Jazz.com has a fascinating review of the music of Andrew Hill by pianist and composer Vijay Iyer:
"Just as Hill found a narrative context for his highbrow ideas within “the church perspective” and the blues, Iyer, who is the son of immigrants from South India, found his in melding advanced jazz harmony with surging vamps and ostinatos drawn from the intricate cycles of South India and West Africa, illuminating precise symbolic connections between personal imperatives and the stories, images and states of mind encoded in the rhythms he deploys, which, after all, originated in the service of social ritual."

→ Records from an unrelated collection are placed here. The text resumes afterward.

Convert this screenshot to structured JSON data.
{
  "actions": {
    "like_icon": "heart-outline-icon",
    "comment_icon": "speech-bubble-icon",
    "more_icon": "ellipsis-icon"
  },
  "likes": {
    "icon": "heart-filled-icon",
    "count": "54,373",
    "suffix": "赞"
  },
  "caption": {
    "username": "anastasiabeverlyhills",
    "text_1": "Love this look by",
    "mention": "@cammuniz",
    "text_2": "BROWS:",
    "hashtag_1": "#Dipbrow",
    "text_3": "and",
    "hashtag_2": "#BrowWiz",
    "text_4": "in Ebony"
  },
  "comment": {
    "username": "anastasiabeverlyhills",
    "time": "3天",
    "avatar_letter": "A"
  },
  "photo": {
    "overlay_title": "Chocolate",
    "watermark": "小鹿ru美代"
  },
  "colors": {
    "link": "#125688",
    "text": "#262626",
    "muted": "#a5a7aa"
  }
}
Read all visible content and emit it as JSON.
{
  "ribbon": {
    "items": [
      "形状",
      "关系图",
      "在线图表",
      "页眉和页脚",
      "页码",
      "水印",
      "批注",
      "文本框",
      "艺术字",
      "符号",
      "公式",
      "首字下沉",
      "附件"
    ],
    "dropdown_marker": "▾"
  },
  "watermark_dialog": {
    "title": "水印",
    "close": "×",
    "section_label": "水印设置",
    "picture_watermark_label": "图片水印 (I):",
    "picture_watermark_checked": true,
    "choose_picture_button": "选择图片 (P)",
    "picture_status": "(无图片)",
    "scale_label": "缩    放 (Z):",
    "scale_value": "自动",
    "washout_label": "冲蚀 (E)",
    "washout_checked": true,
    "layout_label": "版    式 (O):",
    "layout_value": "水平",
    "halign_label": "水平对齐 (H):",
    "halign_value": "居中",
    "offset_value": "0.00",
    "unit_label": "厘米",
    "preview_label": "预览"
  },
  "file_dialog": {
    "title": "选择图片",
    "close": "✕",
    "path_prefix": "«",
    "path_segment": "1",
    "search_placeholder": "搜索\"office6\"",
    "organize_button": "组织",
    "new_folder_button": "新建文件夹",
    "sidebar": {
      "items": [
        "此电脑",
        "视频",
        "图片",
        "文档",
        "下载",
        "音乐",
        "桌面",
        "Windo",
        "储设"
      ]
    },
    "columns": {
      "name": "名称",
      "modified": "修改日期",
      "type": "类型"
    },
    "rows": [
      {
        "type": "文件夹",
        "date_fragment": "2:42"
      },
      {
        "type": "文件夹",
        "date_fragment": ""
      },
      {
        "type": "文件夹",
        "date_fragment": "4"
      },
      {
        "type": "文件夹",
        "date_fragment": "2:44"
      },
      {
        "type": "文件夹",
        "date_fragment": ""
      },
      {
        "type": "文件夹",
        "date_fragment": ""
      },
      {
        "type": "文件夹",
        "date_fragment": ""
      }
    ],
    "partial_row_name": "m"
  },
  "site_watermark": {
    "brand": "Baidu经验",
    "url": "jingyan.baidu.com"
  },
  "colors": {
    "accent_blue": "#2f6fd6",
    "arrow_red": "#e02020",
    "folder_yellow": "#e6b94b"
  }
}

Drummer Alex Cline guest blogs for Greenleaf Music with a thoughtful appraisal of recently passed drummer Mitch Mitchell:
"As soon as we had the necessary dollars saved from our allowance, we went out and purchased the album, Are You Experienced? It was one of our musical life's most important milestones. Besides the visceral yet other-worldly guitar virtuosity, there was the drumming. It was dazzling, driving, fluid, solid, intense. At the time I didn't recognize that Mitch's approach was essentially that of a master jazz drummer playing cutting-edge rock. Just listen to "Third Stone from the Sun"! I had no idea how he was doing what he was doing, but what I did know was that it was what I myself wanted to be able to do."
Ben Ratliff (who has a new book out himself) reviews Ted Gioia's new book Delta Blues:
"Instead, Gioia uses original research, interviews with reliable sources and his own calm, argument-closing incantations to draw a line through a century of the Delta blues — a history that is probably more over than he cares to admit in his book’s final pages. He has balanced the story of the music with that of its reception, and where the truth of either one is inaccessible, he says so. He’s in favor of the blues retaining some mystery, but only highly informed mystery."